Bonne opération pour les Verts
Les Verts – en général alliés à d’autres partis de gauche – ont réalisé une bonne opération politique hier en confirmant leurs résultats du premier tour. Alors qu’ils ne dirigeaient qu’une seule grande ville lors du précédent mandat (Grenoble), ils en ont raflé hier au moins sept : Besançon, Strasbourg, Grenoble, Lyon, Bordeaux, Tours, et Poitiers. Des candidats écologistes encore très peu connus du grand public vont devenir maires de grandes villes – certains pour leur premier mandat. C’est le cas de Grégory Doucet à Lyon, Jeanne Barseghian à Strasbourg ou encore Pierre Humric, qui a ravi Bordeaux aux Républicains après un règne incontesté de 73 ans.
Europe-Écologie-Les Verts a également pris – d’extrême justesse – Annecy au président de l’AdCF, Jean-Luc Rigault.

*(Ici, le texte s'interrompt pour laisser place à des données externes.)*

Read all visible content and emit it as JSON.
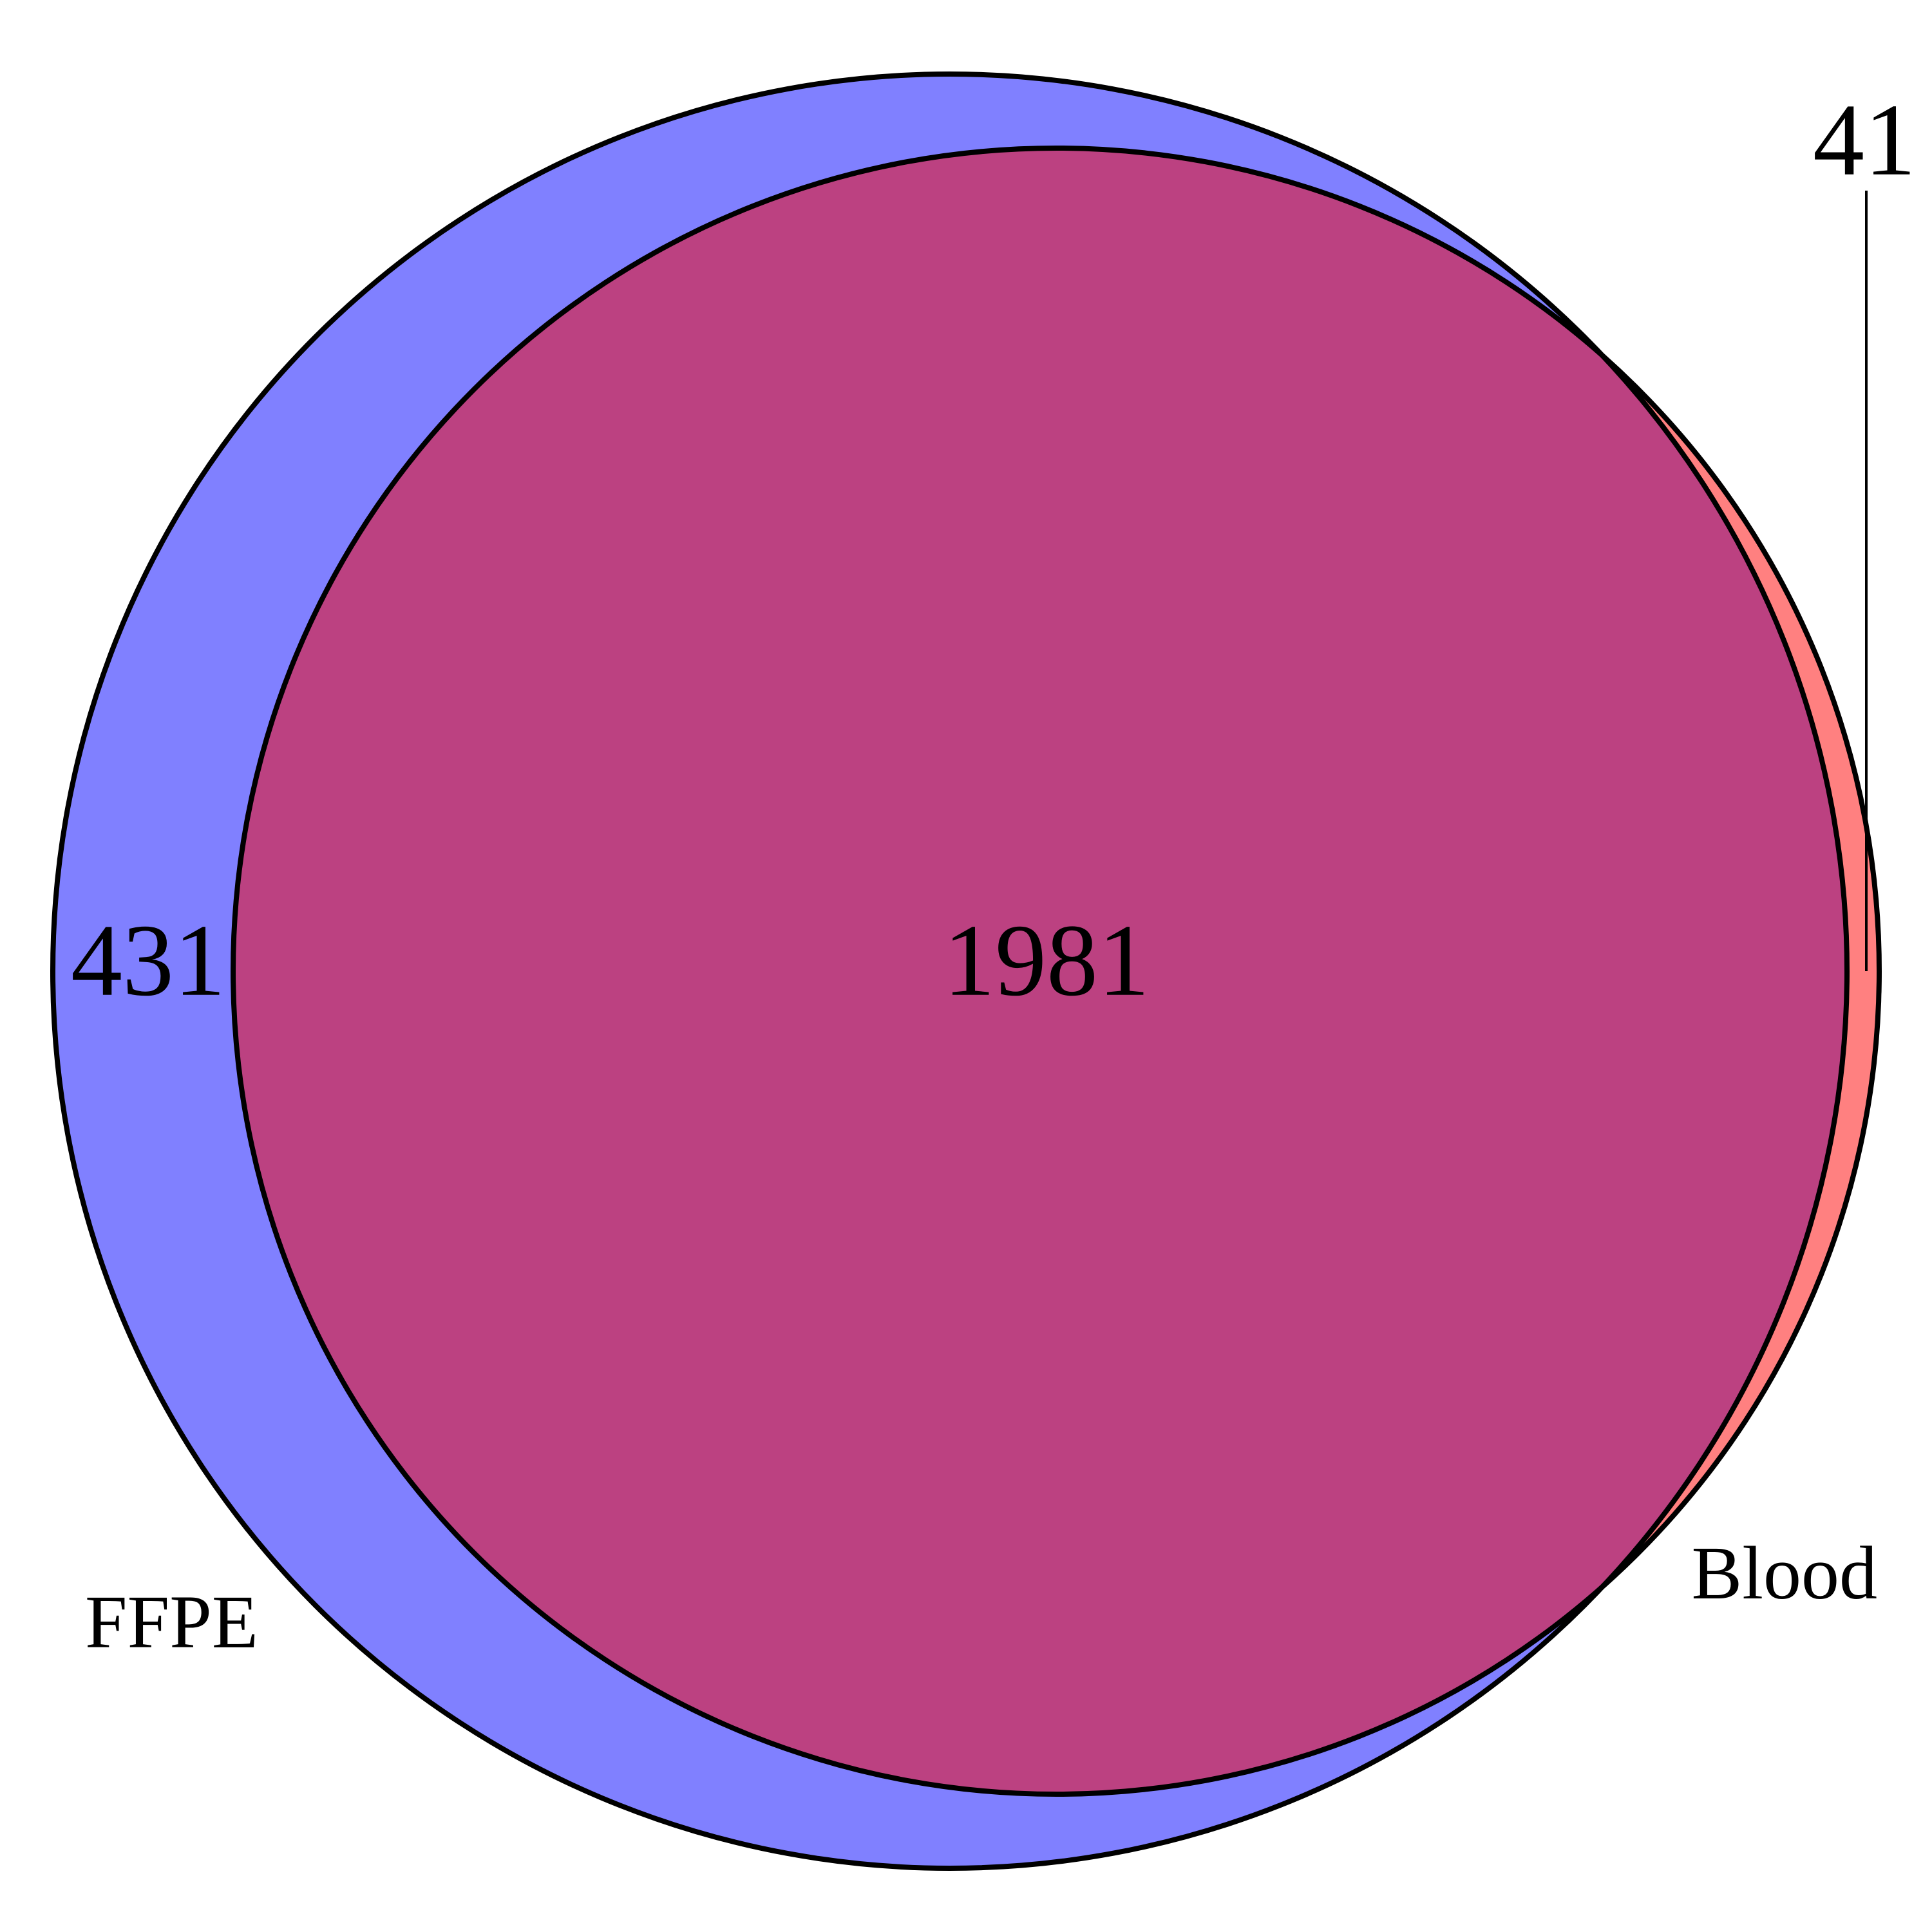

Le parti écologiste a été à deux doigts de prendre Lille, ne perdant finalement la ville que par un écart de moins de 300 voix. À Marseille, la situation est encore incertaine : si la liste d’union écologiste/gauche est en tête, tout se jouera vendredi, lors du premier conseil municipal qui fera office de « troisième tour ».
C’est néanmoins une évolution importante dans le paysage politique du pays, où les écologistes semblent en mesure de prendre plus de poids que jamais à gauche.

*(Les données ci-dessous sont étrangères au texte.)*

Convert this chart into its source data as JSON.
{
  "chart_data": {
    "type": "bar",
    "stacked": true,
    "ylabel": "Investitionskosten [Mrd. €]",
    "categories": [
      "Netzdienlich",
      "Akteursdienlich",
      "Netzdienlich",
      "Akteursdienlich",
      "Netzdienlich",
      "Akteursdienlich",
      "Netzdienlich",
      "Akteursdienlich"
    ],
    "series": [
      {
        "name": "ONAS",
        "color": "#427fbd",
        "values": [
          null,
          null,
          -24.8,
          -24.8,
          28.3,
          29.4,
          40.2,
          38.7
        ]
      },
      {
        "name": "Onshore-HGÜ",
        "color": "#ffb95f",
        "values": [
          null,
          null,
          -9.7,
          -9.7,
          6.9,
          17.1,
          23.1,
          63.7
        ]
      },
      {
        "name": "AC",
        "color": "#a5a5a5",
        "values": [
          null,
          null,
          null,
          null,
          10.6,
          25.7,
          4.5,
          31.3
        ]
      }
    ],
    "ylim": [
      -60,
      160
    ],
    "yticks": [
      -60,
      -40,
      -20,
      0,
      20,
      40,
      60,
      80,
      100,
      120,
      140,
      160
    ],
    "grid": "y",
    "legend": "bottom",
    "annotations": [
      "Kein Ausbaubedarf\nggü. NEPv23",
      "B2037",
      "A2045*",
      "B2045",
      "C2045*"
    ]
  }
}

Les Républicains revendiquent la victoire
Les Républicains revendiquaient, hier, la victoire dans ce second tour avec, affirmait le président du parti Christian Jacob, « plus de 50 % des villes de plus de 9 000 habitants ». Bien qu’ayant perdu quelques fiefs (notamment Bordeaux et Nancy), les Républicains restent solidement implantés dans un bon nombre de villes grandes et moyennes : c’est le cas notamment de Toulouse, Nice, Mulhouse, Saint-Étienne, Limoges, Orléans, Aix-en-Provence, Belfort… Les Républicains récupèrent Metz, perdue en 2014, et s’imposent dans de nouvelles communes dont certaines étaient des bastions historiques de la gauche, dont Gardanne, La Seyne-sur-Mer, Briançon, Auxerre ou Lorient.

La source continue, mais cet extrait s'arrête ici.